Les données du graphique ci-haut sur l’évolution de l’utilisation des Parcs et Réserves du Québec pour la récréation sont tirées d’une présentation de M. Laurent Bouliane (ingénieur forestier — Parcs Canada) dans le cadre du congrès annuel de l’Ordre des Ingénieurs Forestiers (OIFQ) de 1975 (il existait alors un compte-rendu papier des conférences).
Comme on peut le voir, d’inexistante avant 1960, l’utilisation récréative des forêts québécoises a connu une expansion exponentielle à partir du milieu de cette décennie. C’est la période connue au Québec sous l’appellation de « la Révolution tranquille » et qui a vu beaucoup de bouleversements sociaux et politiques (entre autres, nationalisation de l’électricité, églises qui se vident…). Moins connu était le fait que les Québécois se sont, en quelque sorte, « approprié » leurs forêts.
Comme le mentionnait un chercheur de l’Institut de recherche des pâtes et papiers du Canada (M. Gordon Weetman) lors d’un précédent congrès de l’OIFQ (1971), si les progrès de la mécanisation en forêt ont permis (entre autres) de bâtir de meilleurs chemins forestiers, ces progrès ont aussi facilité l’accès aux touristes. Or, notait le chercheur, « Ceux-ci s’objectent aux changements intenses et inesthétiques subis par la forêt de même qu’au bruit de la machinerie. »
Le graphique permet de bien visualiser la source du problème. Pendant des décennies, il y a eu un « mur » entre les forestiers et le monde citadin; chacun faisant « sa vie » de son côté. En une décennie, ce mur s’est effondré et les forestiers ont été pris de court face aux valeurs citadines. De leur côté, les citadins, n’aimant pas ce qu’ils ont vu et étant plus nombreux que les forestiers, ont alors commencé à faire des pressions politiques pour diminuer la superficie des forêts sous aménagement forestier; pressions qui se poursuivent toujours aujourd’hui même si les raisons diffèrent!

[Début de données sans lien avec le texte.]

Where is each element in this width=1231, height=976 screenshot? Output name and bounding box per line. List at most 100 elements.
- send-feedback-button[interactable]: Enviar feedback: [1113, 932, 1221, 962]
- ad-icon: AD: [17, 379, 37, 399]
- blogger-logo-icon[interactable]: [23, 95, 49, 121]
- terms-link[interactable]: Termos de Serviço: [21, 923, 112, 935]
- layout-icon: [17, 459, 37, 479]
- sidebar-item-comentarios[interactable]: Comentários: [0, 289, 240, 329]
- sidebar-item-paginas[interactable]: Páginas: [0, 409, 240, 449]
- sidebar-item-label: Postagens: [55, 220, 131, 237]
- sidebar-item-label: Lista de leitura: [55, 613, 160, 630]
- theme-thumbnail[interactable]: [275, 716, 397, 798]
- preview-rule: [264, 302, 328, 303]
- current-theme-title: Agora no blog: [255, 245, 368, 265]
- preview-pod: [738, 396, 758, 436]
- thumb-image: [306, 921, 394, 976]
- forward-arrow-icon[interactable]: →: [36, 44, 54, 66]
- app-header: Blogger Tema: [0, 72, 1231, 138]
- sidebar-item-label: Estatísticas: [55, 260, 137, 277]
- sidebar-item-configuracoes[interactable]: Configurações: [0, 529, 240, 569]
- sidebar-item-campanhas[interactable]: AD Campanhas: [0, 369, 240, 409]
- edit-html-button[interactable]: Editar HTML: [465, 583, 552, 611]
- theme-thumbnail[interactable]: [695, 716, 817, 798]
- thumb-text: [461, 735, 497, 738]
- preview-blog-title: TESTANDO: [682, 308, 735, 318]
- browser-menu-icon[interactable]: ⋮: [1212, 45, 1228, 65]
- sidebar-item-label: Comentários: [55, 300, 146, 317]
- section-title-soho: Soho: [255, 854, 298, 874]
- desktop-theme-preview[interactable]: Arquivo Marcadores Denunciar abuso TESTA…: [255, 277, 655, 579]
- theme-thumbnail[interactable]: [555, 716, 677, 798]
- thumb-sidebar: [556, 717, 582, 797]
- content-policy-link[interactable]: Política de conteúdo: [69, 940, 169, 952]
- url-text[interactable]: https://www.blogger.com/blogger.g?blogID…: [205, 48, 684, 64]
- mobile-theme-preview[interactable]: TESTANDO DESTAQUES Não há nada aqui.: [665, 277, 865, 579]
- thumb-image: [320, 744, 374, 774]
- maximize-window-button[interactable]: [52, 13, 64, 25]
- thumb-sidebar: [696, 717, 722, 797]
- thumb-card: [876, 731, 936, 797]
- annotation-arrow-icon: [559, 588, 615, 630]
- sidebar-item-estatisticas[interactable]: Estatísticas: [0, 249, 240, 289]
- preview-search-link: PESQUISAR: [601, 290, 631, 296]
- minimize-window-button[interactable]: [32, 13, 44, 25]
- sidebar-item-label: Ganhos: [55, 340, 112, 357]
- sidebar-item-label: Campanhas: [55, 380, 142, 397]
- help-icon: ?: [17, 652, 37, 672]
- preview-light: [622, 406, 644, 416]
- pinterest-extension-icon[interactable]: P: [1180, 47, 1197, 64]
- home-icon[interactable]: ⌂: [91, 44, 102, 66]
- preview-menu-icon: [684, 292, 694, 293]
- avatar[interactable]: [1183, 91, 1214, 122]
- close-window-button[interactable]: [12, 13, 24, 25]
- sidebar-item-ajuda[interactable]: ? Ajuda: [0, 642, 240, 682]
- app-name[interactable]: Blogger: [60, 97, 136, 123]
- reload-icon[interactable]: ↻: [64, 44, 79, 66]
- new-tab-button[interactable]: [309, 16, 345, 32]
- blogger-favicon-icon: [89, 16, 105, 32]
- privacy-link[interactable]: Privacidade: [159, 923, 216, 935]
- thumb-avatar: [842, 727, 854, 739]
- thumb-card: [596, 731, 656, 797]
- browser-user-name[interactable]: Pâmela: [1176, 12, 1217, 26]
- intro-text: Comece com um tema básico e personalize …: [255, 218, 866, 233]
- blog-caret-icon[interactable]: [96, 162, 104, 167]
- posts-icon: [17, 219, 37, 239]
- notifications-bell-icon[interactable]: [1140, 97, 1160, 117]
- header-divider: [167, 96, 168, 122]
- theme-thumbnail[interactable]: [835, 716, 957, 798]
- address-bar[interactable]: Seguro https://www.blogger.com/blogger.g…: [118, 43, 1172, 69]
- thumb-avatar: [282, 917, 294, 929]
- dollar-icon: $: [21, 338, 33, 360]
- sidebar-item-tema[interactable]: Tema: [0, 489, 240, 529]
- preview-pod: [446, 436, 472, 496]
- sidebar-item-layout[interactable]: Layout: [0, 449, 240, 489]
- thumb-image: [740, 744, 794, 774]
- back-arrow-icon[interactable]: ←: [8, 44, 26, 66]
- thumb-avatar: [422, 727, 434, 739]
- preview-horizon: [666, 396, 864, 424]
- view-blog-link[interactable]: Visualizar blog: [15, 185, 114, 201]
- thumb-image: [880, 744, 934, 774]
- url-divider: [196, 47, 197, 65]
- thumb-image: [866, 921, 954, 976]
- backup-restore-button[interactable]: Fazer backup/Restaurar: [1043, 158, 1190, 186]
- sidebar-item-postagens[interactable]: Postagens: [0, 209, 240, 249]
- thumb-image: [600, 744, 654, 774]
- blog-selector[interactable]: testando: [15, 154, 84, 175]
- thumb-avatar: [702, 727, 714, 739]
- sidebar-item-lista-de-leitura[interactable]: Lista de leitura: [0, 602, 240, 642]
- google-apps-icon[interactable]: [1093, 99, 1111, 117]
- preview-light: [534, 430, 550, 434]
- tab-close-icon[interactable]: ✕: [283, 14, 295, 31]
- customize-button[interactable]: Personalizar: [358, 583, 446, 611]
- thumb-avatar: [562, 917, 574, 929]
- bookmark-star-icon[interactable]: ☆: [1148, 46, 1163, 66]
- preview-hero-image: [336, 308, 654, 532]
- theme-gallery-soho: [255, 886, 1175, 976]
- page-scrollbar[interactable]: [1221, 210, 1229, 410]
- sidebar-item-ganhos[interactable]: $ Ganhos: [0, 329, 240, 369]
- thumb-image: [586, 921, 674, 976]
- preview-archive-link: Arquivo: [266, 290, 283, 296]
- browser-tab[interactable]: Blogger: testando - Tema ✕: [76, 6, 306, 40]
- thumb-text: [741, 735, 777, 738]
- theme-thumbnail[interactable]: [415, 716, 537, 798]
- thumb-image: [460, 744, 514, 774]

De fait, lorsque l’on constate l’ampleur des échos positifs dans la société québécoise d’aujourd’hui aux appels à la création d’aires protégées et à à peu près tout ce que les groupes environnementaux peuvent dire concernant les forêts, force est de constater que les forestiers et le gouvernement n’ont pas su rendre l’aménagement forestier socialement acceptable dans les 40 dernières années. C’est long.